Backed by an international body known as the LoRa alliance there is a strong drive to standardise the network across the world, and enable the application of IoT for smart cities and industries globally. Simultaneously the alliance is backed by a variety of tech giants such as IBM and Cisco, legitimising the alliance, and the network, as more than a flash in the pan.

That’s nice, but where will these devices make a difference?

It is estimated that the IoT market will be valued between $3.9 and $11.1 trillion by 2025, 11% of the world’s economy. Applications of IoT range across just about every sector imaginable from agriculture to energy, from optimizing agricultural farming in Australia, to monitoring Oil Pipelines in Nigeria, far more extensive than simple smart switches in your home. These devices allow us to monitor sensors at scale, anything from temperature, to humidity, to wind speed, to soil moisture, to solar radiation. Basically if it has a physical parameter, it can be measured, collected, and analysed to make smarter decisions.

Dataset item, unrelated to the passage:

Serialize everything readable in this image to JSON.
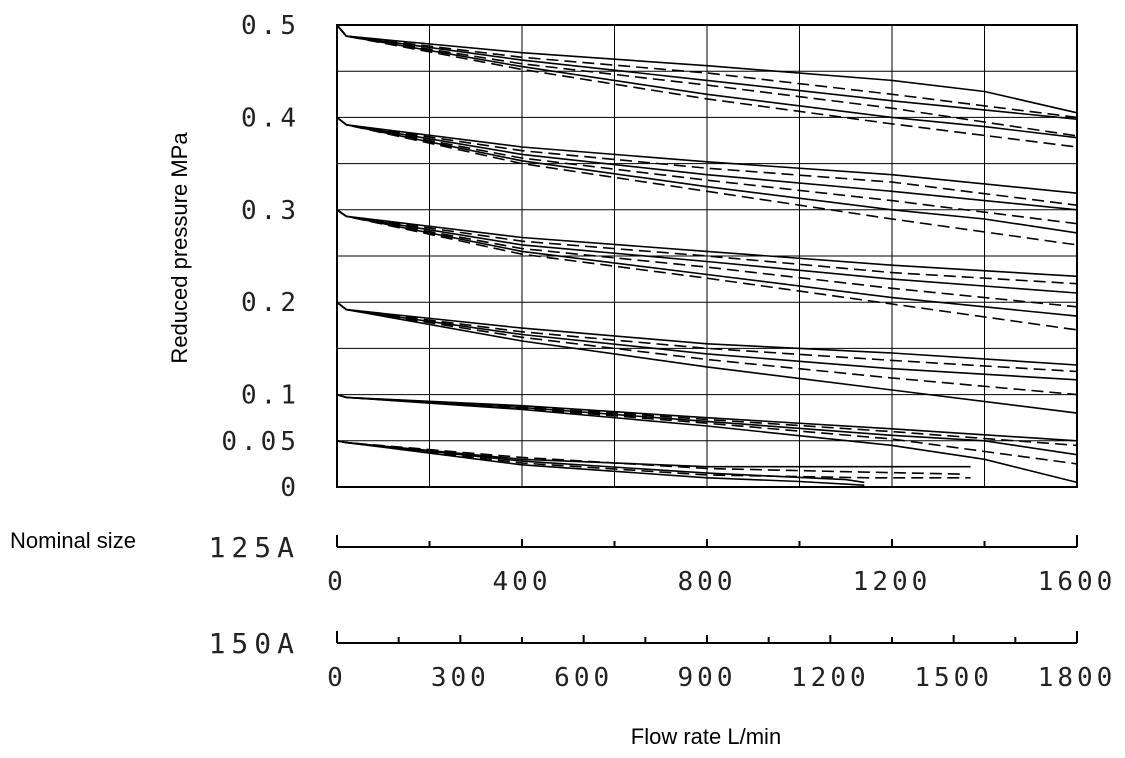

If we take a look at some of the world's most popular IoT devices we notice one thing across the board. The devices themselves use a variety of sensors that communicate very simple bits of data, whether it be an on/off command, a measurement, or a temperature reading. These devices work by sending small pieces of information (Think along the lines of “at 10am it was 22 degrees”), at regular intervals, which we can use to drive analytics, machine learning, and tracking among other options. The reality is that  IoT devices don’t need more speed, they need bigger ranges and longer lifespans. Enter the LoRa network.

How is this technology being used right now?

EcoNodes TrapMinder system on Great Barrier Island notifies conservation authorities whenever a pest species such as rat or possum has been trapped, so that the trap can be cleared and reset, essentially reducing the costs associated with maintaining and inspecting traps. They are planning to roll this out to Zealandia in Wellington, and then across the country.

In Melbourne, the city council is currently piloting a variety of IoT programs such as sensor-equipped rubbish bins report garbage levels to truck operators, reducing unnecessary pick ups. Furthermore the city is looking at a smart parking system that provides real-time reporting and monitoring to the public.

We see huge potential for LoRa based IoT, and we’ve got a variety of projects in progress that cement our team as experts in building applications that draw meaningful data and insights from IoT devices. As IoT and the LoRa network continues to expand and continually lower the cost of entry, nations like New Zealand are the perfect candidates for leveraging and benefitting from this emerging technology.